One can imagine the further damages the Internet might have caused in Nicola. I read critics saying that Wendy was the 'emotional' core of the film, that would make Nicola the emotional knot, the riddle that the family couldn't solve for years but this aspect isn't left clear until the middle section of the film and I wasn't too sure whether they were in their teenage years or not, which made some interactions between Nicola and other men quite creepy until I realized she's in her 20s.

Once the family is set up, there are two other guys making their entrance, a friend of Andy named Patsy (Stephen Rea) who sells him a dilapidated hotdog stand and Aubrey (Timothy Spall) who's opening a French restaurant 'nouvelle cuisine' like for snobbish yuppies. The film works through many parallels but at the risk of sounding superficial, I was wondering why Patsy had to be so drunk and Aubrey needed so 'weird' for lack of a better word, It's like Spall exaggerated every possible trait to make his characters funny but not in the way you laugh with the character. I read about Leigh's method and the way he lets actors improvise from the scratch but sometimes there's a limit to how much idiosyncrasy I can handle.

And so when you try to understand what's eating Nicola, how Natalie can help her, the film distracts you with a whole middle-plot involving the opening of Aubrey's restaurant, his frustration because her waitress left him and his sous chef (Moya Brady) is as cheerful as a prison gate, the sequence is intercut with a nice buddy chat between Patsy and Andy about the good old days of football and after Spall's shenanigans, I was secretly thanking Leigh for that small oasis of normality. I hate that word 'normality' by the way, I understand that the purpose of a film is to open a new window to the world and allow you to embrace the poignancy of people who are outcasts or perceive themselves so. But there was something so off-putting in Spall's character as if he was meant as the film's butt joke (there's a scene where Wendy and Andy do mock his voice and accent)

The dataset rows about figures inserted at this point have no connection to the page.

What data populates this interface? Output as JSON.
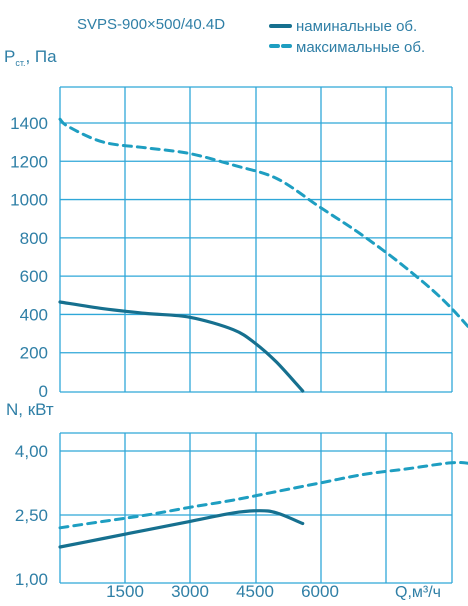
{
  "colors": {
    "background": "#ffffff",
    "grid": "#2fa7d8",
    "nominal": "#16708f",
    "maximum": "#1e9ec1",
    "text": "#2f7fa6"
  },
  "chart_data": [
    {
      "type": "line",
      "title": "SVPS-900×500/40.4D",
      "ylabel_main": "P",
      "ylabel_sub": "ст.",
      "ylabel_unit": ", Па",
      "ylim": [
        0,
        1400
      ],
      "yticks": [
        "0",
        "200",
        "400",
        "600",
        "800",
        "1000",
        "1200",
        "1400"
      ],
      "grid": true,
      "legend_position": "top-right",
      "legend": [
        {
          "label": "наминальные об.",
          "style": "solid"
        },
        {
          "label": "максимальные об.",
          "style": "dashed"
        }
      ],
      "series": [
        {
          "name": "наминальные об.",
          "style": "solid",
          "x": [
            0,
            1000,
            2000,
            3000,
            4000,
            4500,
            5000,
            5600
          ],
          "y": [
            465,
            430,
            405,
            385,
            320,
            250,
            150,
            0
          ]
        },
        {
          "name": "максимальные об.",
          "style": "dashed",
          "x": [
            0,
            200,
            1000,
            2000,
            3000,
            4000,
            5000,
            6000,
            7000,
            8000,
            9000,
            10100,
            10500
          ],
          "y": [
            1420,
            1380,
            1300,
            1270,
            1240,
            1180,
            1110,
            960,
            810,
            640,
            440,
            150,
            0
          ]
        }
      ]
    },
    {
      "type": "line",
      "ylabel": "N, кВт",
      "xlabel": "Q,м³/ч",
      "ylim": [
        1.0,
        4.0
      ],
      "yticks": [
        "1,00",
        "2,50",
        "4,00"
      ],
      "xticks": [
        "1500",
        "3000",
        "4500",
        "6000"
      ],
      "grid": true,
      "series": [
        {
          "name": "наминальные об.",
          "style": "solid",
          "x": [
            0,
            1000,
            2000,
            3000,
            4000,
            4600,
            5000,
            5600
          ],
          "y": [
            1.75,
            1.95,
            2.15,
            2.35,
            2.55,
            2.6,
            2.55,
            2.3
          ]
        },
        {
          "name": "максимальные об.",
          "style": "dashed",
          "x": [
            0,
            1000,
            2000,
            3000,
            4000,
            5000,
            6000,
            7000,
            8000,
            9000,
            9500,
            10000,
            10500
          ],
          "y": [
            2.2,
            2.35,
            2.5,
            2.68,
            2.85,
            3.05,
            3.25,
            3.45,
            3.58,
            3.72,
            3.7,
            3.55,
            3.3
          ]
        }
      ]
    }
  ]
}
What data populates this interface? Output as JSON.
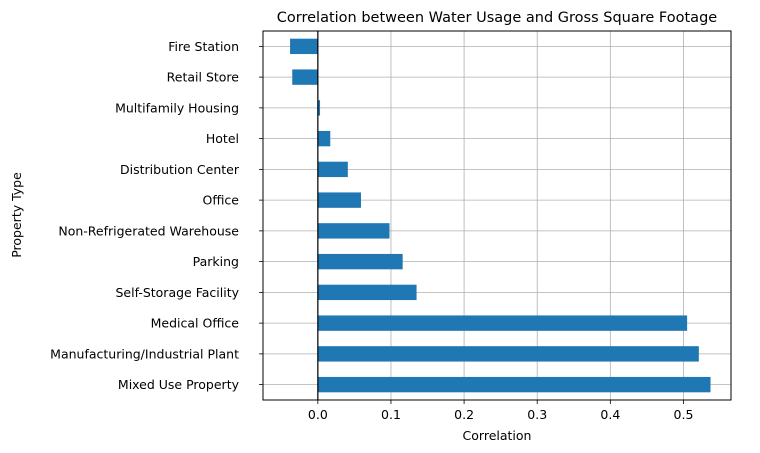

Even Nicola's secret lover played by David Thewlys and who irritated me with his constant chewing, became a more discerning person in his second scene with Nicola, criticizing her for never having a constructive talk with him, calling her feminist bluff and finally dismissing her as an empty shell, thus aggravating her misery. Which leads her to the inevitable breakdown. Like for Aubrey, there's that final moment of truth where the can of frustrations had been shaken just too much and the pain can only implode. Like for Aubrey, Wendy was present in both moments but the difference is that Wendy can't let her down, she's her daughter and that moment with all the desperation of Nicola's distress was the emotional culmination I'd been waited for, after that, I wished nothing would happen and seeing her getting along with her father and her sister was the best ending I could wish for.

(Yes, it's one of these strange ironies that the day the father slipped on a spoon and broke his leg might be the most important of a family's life, but then again, isn't the title a bit ironic?)

Leigh covered the suburban working-class of London with an eye full of compassion and the kind of fascination that is not without revulsion and I'm sad that Spall is the one whose capability to get off his state of loser doesn't leave much for optimism, and in a certain way reflects the underlying theme of the film: family and the capability for giving and forgiving...

"Life is Sweet" contains some great moments and I wish I could love it even more, but I'm going to end this with what should come as a compliment from me: this is the closest to a Cassavettes a film ever got (and like Leigh, I'm a fan of Cassavetes).